Token-Frequency Domain Analysis¶
Massive randomized test generation introduces unique challenges: how can we be sure the performance differences between populations are real, and not caused by unexpected issues inside the random test population?
ReasonScape introduces Token-Frequency Domain Analysis as a multi-faceted tool specifically to study populations of test instances. We apply chat templates and tokenize reasoning problems, then apply FFT to each sample and compute the mean and std.dev of the resulting populations of frequency spectrums.
These Token-Frequency Domain Distribution views of the data allows us to both validate that the populations are not different in unexpected ways (as perceived by the LLM), but also exposes unexpected insights such as that that many of the difficulty manifold parameters correspond to well-understood phenomenon from the RF space such as gain, compression and modulation.
Progressive Evaluation Architecture¶
ReasonScape solves the fundamental scaling problem in AI evaluation: comprehensive analysis requires millions of tokens per model, making systematic template/sampler exploration prohibitively expensive. Traditional benchmarks force researchers to choose between affordable small-scale evaluation or statistically rigorous large-scale analysis.
ReasonScape introduces Progressive Evaluation - a three-component architecture enabling incremental, hierarchical evaluation at arbitrary scales:
1. Deterministic Manifold Seeding¶
Every difficulty manifold point generates identical test sequences across runs through coordinate-based RNG seeding:
def generate_cache_key(cache_data):
cache_str = json.dumps(cache_data, sort_keys=True)

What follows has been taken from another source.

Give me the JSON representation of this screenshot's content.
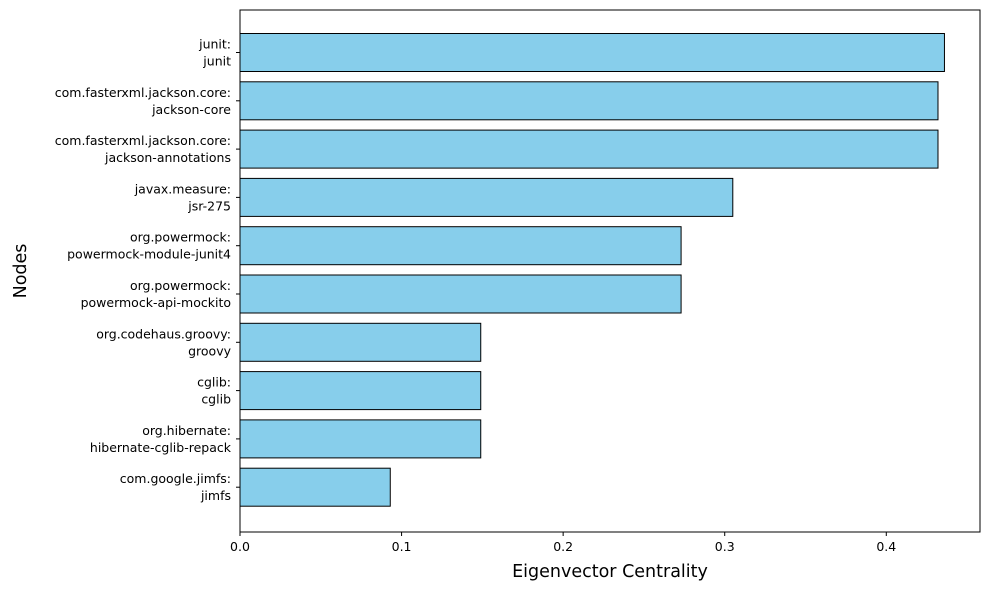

return hashlib.sha256(cache_str.encode()).hexdigest()
This ensures {length: 16, max_depth: 4}
generates identical tests whether evaluated alone or as part of a larger grid, enabling perfect reproducibility and hierarchical sampling.
2. Response Caching¶
All LLM inference requests are cached using payload-based keys:
# Cache key includes: model, messages, temperature, max_tokens, etc.

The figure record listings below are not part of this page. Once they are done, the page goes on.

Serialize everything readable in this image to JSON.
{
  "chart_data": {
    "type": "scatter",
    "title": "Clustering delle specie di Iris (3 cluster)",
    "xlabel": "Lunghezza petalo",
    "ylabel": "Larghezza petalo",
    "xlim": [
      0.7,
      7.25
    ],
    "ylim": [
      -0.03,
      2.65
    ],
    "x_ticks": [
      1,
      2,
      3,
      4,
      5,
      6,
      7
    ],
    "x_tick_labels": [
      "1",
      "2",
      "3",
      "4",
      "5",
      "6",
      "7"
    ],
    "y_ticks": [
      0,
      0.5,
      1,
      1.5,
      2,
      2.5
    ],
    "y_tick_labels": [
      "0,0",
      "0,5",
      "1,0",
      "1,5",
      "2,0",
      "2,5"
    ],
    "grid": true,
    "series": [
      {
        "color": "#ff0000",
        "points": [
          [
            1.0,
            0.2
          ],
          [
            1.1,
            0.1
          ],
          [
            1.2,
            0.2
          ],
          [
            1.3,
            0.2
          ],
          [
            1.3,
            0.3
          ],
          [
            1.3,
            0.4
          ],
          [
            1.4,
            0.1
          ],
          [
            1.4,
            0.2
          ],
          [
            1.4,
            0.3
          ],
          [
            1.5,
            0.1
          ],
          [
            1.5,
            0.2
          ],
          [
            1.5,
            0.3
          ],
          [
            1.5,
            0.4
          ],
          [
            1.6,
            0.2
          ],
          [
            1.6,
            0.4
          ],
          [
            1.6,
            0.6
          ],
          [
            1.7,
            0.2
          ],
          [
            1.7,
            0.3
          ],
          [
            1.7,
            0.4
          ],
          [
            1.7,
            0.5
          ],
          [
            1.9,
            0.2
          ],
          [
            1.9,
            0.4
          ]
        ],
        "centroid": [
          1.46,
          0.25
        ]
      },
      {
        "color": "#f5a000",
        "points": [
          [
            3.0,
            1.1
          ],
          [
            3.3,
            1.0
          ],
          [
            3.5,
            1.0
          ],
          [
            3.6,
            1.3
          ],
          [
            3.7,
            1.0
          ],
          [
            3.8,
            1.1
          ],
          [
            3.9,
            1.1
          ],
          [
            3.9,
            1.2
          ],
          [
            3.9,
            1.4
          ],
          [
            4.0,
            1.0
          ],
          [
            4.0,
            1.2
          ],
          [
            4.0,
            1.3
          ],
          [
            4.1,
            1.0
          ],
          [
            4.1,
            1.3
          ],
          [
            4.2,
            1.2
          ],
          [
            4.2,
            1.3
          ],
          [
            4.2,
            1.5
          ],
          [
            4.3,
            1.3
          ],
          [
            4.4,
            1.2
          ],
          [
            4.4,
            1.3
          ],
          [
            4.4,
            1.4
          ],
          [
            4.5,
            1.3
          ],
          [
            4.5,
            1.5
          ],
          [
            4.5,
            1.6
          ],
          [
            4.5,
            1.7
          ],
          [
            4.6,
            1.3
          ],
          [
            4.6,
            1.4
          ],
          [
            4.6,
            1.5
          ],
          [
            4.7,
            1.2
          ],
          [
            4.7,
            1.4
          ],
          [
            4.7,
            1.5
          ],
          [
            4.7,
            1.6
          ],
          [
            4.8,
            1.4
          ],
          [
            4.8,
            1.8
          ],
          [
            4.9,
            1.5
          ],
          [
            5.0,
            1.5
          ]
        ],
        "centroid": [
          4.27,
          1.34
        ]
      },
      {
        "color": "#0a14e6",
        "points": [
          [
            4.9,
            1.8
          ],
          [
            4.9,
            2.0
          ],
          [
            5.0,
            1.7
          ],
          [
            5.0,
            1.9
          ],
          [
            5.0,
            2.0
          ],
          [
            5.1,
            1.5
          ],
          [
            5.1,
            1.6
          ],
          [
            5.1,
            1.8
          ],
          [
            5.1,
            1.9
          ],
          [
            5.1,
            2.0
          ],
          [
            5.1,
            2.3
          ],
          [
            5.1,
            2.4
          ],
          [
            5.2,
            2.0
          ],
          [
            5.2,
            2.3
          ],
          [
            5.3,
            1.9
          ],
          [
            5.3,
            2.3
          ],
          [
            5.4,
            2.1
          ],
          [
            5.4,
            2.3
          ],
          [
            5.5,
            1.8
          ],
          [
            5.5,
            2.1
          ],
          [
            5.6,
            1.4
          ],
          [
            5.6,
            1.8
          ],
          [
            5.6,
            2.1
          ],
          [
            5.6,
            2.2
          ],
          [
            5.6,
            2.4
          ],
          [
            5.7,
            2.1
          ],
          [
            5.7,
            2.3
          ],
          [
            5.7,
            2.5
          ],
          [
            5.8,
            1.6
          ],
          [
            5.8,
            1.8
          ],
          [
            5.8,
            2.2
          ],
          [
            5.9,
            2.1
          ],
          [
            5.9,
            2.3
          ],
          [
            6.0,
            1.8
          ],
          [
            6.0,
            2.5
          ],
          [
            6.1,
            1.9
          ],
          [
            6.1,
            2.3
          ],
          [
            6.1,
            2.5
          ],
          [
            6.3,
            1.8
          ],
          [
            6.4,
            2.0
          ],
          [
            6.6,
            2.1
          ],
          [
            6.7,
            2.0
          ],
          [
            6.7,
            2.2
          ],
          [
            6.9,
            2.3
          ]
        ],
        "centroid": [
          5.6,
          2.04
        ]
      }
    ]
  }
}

cache_key = generate_cache_key({
"model": "phi-4-fp16",
"messages": [...],
"temperature": 0.0,
"max_tokens": 4096
})
Identical requests (same model + prompt + parameters) are never re-executed, dramatically reducing costs for:
- Template/sampler exploration: Test multiple configurations on same model
- Ablation studies: Systematic parameter sweeps
- Incremental scaling: Expand sample sizes without redundant inference
3. Count-Invariant Generation¶
Task manifolds guarantee that smaller sample counts are perfect subsets of larger ones:
count=32: [test_0, test_1, test_2, ..., test_31]
count=128: [test_0, test_1, test_2, ..., test_31, test_32, ..., test_127]
This hierarchical test generation enables:
- Bidirectional scaling: Downsample existing results or expand sample sizes
- Adaptive confidence targeting: Continue sampling until statistical significance
- Progressive analysis: Quick model comparison → detailed statistical analysis
4. Manifold-based Test Specification¶
The configuration file format makes it easy to specify multiple overlapping grids of parameters, and the visualization tools allow merging data collected at multiple levels of both density and precision.